In collaborazione con i ricercatori delle Università di Regensburg e Würzburg nell'ambito del progetto CRC/Transregio 221, il team guidato dal biologo Heiko Bruns della cattedra di Ematologia e Oncologia della FAU ha scoperto che la differenza decisiva la fa una proteina chiamata CD47: Le cellule T con quantità significative di questa proteina sulla loro superficie vengono risparmiate dai macrofagi. La proteina dà ai macrofagi il segnale "non mangiatemi!". I linfociti T sono globuli bianchi e svolgono quindi un ruolo importante nel sistema immunitario dell'organismo. In determinate circostanze, tuttavia, possono rivoltarsi contro l'organismo e scatenare gravi infiammazioni.

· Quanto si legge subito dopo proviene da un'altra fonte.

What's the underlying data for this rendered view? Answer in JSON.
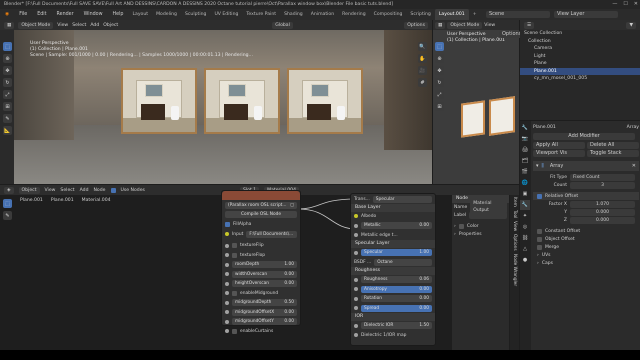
{
  "window": {
    "title": "Blender* [F:\\Full Documents\\Full SAVE SAVE\\Full Art AND DESSINS\\CARDON A DESSINS 2020 Octane tutorial pierre\\Oct\\Parallax window box\\Blender File basic tuts.blend]"
  },
  "menu": {
    "items": [
      "File",
      "Edit",
      "Render",
      "Window",
      "Help"
    ]
  },
  "workspace_tabs": [
    "Layout",
    "Modeling",
    "Sculpting",
    "UV Editing",
    "Texture Paint",
    "Shading",
    "Animation",
    "Rendering",
    "Compositing",
    "Scripting",
    "Layout.001"
  ],
  "active_tab": "Layout.001",
  "top_right": {
    "scene": "Scene",
    "view_layer": "View Layer"
  },
  "viewport": {
    "mode": "Object Mode",
    "menus": [
      "View",
      "Select",
      "Add",
      "Object"
    ],
    "orientation": "Global",
    "options": "Options",
    "overlay_lines": [
      "User Perspective",
      "(1) Collection | Plane.001",
      "Scene | Sample: 001/1000 | 0.00 | Rendering... | Samples 1000/1000 | 00:00:01.13 | Rendering..."
    ]
  },
  "viewport2": {
    "mode": "Object Mode",
    "menus": [
      "View",
      "Select",
      "Add",
      "Object"
    ],
    "options": "Options",
    "overlay_lines": [
      "User Perspective",
      "(1) Collection | Plane.001"
    ]
  },
  "outliner": {
    "items": [
      "Scene Collection",
      "Collection",
      "Camera",
      "Light",
      "Plane",
      "Plane.001",
      "cy_mn_mosel_001_005"
    ],
    "selected_index": 5
  },
  "properties": {
    "object": "Plane.001",
    "modifier_name": "Array",
    "add_modifier": "Add Modifier",
    "buttons": [
      "Apply All",
      "Delete All",
      "Viewport Vis",
      "Toggle Stack"
    ],
    "fit_type_label": "Fit Type",
    "fit_type": "Fixed Count",
    "count_label": "Count",
    "count": "3",
    "relative_offset": "Relative Offset",
    "factor_x": "1.070",
    "factor_y": "0.000",
    "factor_z": "0.000",
    "factor_labels": [
      "Factor X",
      "Y",
      "Z"
    ],
    "collapsed": [
      "Constant Offset",
      "Object Offset",
      "Merge",
      "UVs",
      "Caps"
    ]
  },
  "node_editor": {
    "object_label": "Object",
    "menus": [
      "View",
      "Select",
      "Add",
      "Node"
    ],
    "use_nodes": "Use Nodes",
    "slot": "Slot 1",
    "material": "Material.004",
    "breadcrumb": [
      "Plane.001",
      "Plane.001",
      "Material.004"
    ]
  },
  "osl_node": {
    "header": "",
    "script": "(Parallax room OSL script...",
    "compile": "Compile OSL Node",
    "input_label": "Input",
    "input_value": "F:\\Full Documents\\...",
    "fill_alpha": "FillAlpha",
    "rows": [
      {
        "label": "textureFlip",
        "value": ""
      },
      {
        "label": "textureFlop",
        "value": ""
      },
      {
        "label": "roomDepth",
        "value": "1.00"
      },
      {
        "label": "widthOverscan",
        "value": "0.00"
      },
      {
        "label": "heightOverscan",
        "value": "0.00"
      },
      {
        "label": "enableMidground",
        "value": ""
      },
      {
        "label": "midgroundDepth",
        "value": "0.50"
      },
      {
        "label": "midgroundOffsetX",
        "value": "0.00"
      },
      {
        "label": "midgroundOffsetY",
        "value": "0.00"
      },
      {
        "label": "enableCurtains",
        "value": ""
      }
    ]
  },
  "octane_node": {
    "trans_label": "Trans...",
    "trans_value": "Specular",
    "base_layer": "Base Layer",
    "albedo": "Albedo",
    "metallic": "Metallic",
    "metallic_value": "0.00",
    "metallic_edge": "Metallic edge t...",
    "specular_layer": "Specular Layer",
    "specular": "Specular",
    "specular_value": "1.00",
    "bsdf_label": "BSDF ...",
    "bsdf_value": "Octane",
    "roughness_section": "Roughness",
    "roughness": "Roughness",
    "roughness_value": "0.06",
    "anisotropy": "Anisotropy",
    "anisotropy_value": "0.00",
    "rotation": "Rotation",
    "rotation_value": "0.00",
    "spread": "Spread",
    "spread_value": "0.00",
    "ior_section": "IOR",
    "dielectric_ior": "Dielectric IOR",
    "dielectric_ior_value": "1.50",
    "dielectric_map": "Dielectric 1/IOR map"
  },
  "node_sidebar": {
    "section": "Node",
    "name_label": "Name",
    "name_value": "Material Output",
    "label_label": "Label",
    "color": "Color",
    "properties": "Properties",
    "tabs": [
      "Item",
      "Tool",
      "View",
      "Options",
      "Node Wrangler"
    ]
  },
  "colors": {
    "accent": "#4772b3",
    "node_header": "#8a4a36",
    "wood": "#a57b4a"
  }
}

Il dottor Heiko Bruns spiega: "Siamo stati entusiasti di scoprire che un anticorpo specifico, già utilizzato contro il CD47 negli interventi terapeutici, può aggirare il meccanismo che inibisce i macrofagi e quindi potenziare la loro capacità di ingerire le cellule T che scatenano la malattia. Questo potrebbe avere un impatto significativo nell'alleviare i sintomi della malattia del trapianto contro l'ospite".